Terrestrial invertebrates


Wasp versus Spider: an adult female wasp paralyses a spider to drag back to its nest. The wasp will lay an egg on the spider’s abdomen. The hatched larva feeds on the spider. (Hiltaba Station, South Australia's western Gawler Ranges during an ABRS BushBlitz survey).

Research overview

The Terrestrial Invertebrates are such a large group of organisms that the arachnids (spiders, scorpions, ticks and mites) have traditionally been a separate operational unit at the South Australian Museum. Terrestrial Invertebrates includes the remaining Arthropoda which constitute more than 90% of the known animal kingdom.

The Museum has had some of the longest history of terrestrial invertebrate research in Australian museums that dates back to the early 1900s. Most notable was the work by Herbert Womersley from 1933 to 1962 who published across a wide range of invertebrate fauna, and there are few current taxonomic studies on Collembola (springtails) and Acarology (mites) that do not have some reference to his work. Current research at the South Australian Museum benefits from the extensive Terrestrial Invertebrates Collection but other groups or regions are also a focus.   


Collembola, beetles, ants and other research

It has been variously estimated that upwards of 200 scientists around the world are researching specimens from the South Australian Museum at any given time. As well as overseas interest in these collections, the Museum undertakes an extensive research program based on these specimens. Areas of particular research interest to Museum scientists, Honorary Research Associates and associated students and volunteers  includes native bees, beetles, ants, robberflies, gall midges, plant feeding bugs, and Collembola (Springtails). The research on these groups covers taxonomic descriptions of new species, ecological studies and species diversity, and evolutionary relationships among species groups that involve both traditional morphological data as well as DNA sequencing technologies.


Museum staff and Honorary Research Associates actively studying terrestrial invertebrates 

Dr Peter Hudson, Collection Manager in Entomology, has research interests in the biogeography, phylogeny, taxonomy and ecology of terrestrial invertebrate fauna living on the surface of dry salt lakes.  These ‘island-like’ habitats are home, for example, to numerous beetles, spiders, crickets, ants and scorpions. 

Associate Professor Mark Stevens, Senior Research Scientist in Terrestrial Invertebrates, has research interests in the systematics and evolutionary relationships of Collembola, native bees and Antarctic terrestrial invertebrates.

Mr Archie McArthur (OAM), Honorary Research Associate, has a strong focus on the taxonomy and ecology of the ant genus Camponotus.
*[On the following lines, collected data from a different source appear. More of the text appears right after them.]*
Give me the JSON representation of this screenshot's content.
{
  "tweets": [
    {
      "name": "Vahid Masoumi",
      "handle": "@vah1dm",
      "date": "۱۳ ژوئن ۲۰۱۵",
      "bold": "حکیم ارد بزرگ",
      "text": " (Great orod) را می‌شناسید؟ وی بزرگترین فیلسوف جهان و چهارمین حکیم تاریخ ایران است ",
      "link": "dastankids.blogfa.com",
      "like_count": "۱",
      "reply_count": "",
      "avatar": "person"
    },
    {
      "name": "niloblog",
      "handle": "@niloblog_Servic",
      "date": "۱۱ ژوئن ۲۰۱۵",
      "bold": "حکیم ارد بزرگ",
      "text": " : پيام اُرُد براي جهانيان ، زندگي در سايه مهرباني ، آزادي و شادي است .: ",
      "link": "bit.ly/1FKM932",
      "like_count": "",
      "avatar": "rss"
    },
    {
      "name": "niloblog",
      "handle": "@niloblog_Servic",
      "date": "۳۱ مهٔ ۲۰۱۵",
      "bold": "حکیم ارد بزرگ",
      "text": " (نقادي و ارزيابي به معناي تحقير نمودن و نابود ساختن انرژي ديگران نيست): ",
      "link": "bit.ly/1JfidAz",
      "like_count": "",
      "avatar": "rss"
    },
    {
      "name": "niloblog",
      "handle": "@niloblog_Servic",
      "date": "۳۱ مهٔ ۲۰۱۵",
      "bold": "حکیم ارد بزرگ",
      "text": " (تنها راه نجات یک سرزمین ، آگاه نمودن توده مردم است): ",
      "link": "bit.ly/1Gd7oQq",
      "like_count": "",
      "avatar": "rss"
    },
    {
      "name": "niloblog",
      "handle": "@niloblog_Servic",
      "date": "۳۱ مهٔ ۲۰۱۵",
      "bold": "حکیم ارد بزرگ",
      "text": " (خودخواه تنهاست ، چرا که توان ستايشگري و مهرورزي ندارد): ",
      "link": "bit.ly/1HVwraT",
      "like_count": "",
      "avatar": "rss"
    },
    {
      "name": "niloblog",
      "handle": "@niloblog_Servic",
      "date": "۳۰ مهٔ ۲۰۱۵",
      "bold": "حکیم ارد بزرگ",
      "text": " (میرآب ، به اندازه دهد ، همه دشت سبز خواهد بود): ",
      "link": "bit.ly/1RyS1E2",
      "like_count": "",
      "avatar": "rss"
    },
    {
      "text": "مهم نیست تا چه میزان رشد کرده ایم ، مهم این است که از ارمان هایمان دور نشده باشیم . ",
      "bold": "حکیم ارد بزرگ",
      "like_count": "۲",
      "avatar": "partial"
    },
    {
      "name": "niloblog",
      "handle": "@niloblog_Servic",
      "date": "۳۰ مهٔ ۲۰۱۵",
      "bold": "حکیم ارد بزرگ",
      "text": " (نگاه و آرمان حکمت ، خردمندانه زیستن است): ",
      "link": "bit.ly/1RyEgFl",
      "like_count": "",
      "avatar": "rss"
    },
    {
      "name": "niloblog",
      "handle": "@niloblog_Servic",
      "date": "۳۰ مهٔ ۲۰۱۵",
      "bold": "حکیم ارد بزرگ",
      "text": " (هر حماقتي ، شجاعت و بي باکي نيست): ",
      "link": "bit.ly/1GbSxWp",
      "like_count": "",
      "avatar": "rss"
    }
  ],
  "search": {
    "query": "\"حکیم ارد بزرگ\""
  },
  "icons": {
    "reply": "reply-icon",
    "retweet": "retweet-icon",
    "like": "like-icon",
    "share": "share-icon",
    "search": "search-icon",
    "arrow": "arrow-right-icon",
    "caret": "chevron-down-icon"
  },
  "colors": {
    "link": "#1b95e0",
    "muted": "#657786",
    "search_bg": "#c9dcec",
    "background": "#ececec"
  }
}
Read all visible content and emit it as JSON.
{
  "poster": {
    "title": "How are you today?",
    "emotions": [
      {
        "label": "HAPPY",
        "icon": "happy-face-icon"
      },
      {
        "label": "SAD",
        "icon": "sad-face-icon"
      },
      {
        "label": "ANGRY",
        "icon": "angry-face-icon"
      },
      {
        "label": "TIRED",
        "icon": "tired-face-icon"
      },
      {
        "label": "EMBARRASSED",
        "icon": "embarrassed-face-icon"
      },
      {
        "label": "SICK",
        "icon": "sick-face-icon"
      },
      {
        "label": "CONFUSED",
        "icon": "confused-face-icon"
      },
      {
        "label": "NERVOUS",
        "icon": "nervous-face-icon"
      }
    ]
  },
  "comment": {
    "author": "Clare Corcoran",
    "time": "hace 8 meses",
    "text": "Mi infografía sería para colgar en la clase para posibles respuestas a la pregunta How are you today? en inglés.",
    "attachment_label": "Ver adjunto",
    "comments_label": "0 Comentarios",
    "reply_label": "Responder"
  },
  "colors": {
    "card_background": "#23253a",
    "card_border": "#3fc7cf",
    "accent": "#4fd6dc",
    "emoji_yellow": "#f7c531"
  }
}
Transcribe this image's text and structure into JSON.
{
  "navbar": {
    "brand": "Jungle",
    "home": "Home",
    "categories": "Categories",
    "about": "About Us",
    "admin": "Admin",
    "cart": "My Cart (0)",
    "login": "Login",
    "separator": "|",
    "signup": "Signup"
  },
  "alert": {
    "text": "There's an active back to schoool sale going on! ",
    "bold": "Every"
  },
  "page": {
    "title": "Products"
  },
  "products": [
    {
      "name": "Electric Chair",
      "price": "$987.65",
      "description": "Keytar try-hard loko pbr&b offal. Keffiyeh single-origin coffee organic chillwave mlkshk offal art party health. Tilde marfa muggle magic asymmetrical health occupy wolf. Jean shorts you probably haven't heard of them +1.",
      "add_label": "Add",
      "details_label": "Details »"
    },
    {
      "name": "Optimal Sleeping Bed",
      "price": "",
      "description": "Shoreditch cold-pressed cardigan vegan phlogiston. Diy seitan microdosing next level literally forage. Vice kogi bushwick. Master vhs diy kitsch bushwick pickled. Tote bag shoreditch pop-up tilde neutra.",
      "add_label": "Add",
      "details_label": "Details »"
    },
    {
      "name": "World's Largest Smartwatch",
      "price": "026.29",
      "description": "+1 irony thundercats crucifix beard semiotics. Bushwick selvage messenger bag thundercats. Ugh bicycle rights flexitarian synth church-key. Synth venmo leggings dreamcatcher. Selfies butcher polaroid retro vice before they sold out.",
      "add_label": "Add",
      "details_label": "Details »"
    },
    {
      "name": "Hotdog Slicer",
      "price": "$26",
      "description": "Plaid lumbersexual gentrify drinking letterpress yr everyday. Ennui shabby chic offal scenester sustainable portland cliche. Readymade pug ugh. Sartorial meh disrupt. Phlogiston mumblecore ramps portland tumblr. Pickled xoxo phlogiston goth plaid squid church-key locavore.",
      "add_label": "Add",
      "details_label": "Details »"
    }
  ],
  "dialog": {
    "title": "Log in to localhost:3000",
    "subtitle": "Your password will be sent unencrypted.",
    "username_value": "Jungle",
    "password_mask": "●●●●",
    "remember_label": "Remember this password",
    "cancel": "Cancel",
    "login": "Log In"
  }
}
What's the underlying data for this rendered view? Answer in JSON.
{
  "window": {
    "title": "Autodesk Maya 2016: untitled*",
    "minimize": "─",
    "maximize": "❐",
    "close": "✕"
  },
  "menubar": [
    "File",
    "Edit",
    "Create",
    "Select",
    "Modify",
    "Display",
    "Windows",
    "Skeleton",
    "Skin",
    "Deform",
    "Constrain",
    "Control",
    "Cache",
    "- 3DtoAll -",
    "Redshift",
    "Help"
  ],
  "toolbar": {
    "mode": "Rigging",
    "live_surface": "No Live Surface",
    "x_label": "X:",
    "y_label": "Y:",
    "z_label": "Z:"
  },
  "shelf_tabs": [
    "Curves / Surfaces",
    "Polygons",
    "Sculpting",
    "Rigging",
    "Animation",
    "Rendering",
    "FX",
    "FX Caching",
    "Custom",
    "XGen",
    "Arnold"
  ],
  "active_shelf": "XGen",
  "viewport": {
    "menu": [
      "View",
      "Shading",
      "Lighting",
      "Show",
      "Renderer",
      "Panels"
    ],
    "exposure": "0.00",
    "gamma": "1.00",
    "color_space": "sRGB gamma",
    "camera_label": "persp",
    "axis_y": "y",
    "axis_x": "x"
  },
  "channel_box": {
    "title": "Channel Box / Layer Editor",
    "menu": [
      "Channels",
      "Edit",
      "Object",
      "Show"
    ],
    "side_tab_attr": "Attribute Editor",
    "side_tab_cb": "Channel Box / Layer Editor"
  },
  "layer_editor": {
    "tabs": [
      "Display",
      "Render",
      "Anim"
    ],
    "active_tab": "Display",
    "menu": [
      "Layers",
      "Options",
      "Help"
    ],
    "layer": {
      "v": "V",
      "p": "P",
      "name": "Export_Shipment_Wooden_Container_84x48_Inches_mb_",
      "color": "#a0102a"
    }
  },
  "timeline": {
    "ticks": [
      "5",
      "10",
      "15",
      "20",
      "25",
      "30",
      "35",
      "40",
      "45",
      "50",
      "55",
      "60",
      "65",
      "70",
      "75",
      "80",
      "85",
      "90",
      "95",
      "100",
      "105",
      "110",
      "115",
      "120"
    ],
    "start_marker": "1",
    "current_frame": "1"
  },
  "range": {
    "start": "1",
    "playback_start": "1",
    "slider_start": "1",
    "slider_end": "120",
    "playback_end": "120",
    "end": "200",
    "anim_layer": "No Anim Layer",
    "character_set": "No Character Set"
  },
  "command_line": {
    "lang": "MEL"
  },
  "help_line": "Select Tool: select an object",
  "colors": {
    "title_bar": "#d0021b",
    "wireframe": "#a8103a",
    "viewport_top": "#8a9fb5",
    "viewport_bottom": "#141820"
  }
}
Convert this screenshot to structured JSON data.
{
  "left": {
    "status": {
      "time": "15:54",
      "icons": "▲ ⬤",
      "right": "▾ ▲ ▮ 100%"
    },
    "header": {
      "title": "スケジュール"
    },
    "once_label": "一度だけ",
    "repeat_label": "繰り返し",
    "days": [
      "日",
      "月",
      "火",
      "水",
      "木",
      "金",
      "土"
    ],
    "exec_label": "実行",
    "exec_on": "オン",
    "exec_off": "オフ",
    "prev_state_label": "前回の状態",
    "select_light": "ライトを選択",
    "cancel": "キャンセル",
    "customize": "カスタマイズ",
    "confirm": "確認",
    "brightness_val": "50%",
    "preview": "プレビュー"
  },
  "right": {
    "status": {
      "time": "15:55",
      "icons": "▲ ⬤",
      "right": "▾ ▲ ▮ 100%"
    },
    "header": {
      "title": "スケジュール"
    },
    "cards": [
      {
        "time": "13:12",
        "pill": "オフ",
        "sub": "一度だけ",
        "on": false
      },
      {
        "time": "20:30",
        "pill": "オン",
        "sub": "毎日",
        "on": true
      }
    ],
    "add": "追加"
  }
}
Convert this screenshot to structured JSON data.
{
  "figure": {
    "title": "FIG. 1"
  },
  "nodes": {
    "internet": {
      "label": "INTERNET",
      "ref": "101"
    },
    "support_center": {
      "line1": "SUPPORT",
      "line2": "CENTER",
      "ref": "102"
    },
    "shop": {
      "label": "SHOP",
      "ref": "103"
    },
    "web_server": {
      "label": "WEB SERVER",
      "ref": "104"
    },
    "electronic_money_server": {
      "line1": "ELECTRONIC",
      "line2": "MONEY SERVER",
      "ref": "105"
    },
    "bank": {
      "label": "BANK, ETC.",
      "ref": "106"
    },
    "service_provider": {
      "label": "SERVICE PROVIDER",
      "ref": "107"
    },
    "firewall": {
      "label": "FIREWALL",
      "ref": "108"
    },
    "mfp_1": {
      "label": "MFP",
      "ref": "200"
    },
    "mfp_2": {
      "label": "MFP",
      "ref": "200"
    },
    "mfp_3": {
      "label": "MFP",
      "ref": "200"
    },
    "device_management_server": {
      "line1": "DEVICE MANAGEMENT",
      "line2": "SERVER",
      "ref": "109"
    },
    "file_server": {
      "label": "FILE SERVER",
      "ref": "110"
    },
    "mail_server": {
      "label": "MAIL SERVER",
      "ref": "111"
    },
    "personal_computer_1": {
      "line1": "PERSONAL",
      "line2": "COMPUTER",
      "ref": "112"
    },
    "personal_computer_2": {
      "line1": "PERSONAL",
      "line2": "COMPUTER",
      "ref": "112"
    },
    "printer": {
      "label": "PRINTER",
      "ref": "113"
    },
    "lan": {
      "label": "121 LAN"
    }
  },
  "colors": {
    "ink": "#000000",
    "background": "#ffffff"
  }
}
Archie’s work has resulted in the South Australian Museum having the most significant collection of Camponotus in Australia.

Dr Eric Matthews, Honorary Research Associate, has research interests in the taxonomy of dung beetles  (Scarabaeidae) and darkling beetles (Tenebrionidae), as well as ecology, historical biogeography, evolutionary theory and conservation.

Dr Chris Watts, Honorary Research Associate, has special interests in water beetles. Current research involves discovering, naming and classifying different species of marsh beetle living in Australia and to use DNA to match adults to their larvae. Chris’s research continues into the description of new species of the charismatic water beetles found in aquifers under the Western Australian desert and production of a pictorial guide to the carnivorous water beetles of South Australia.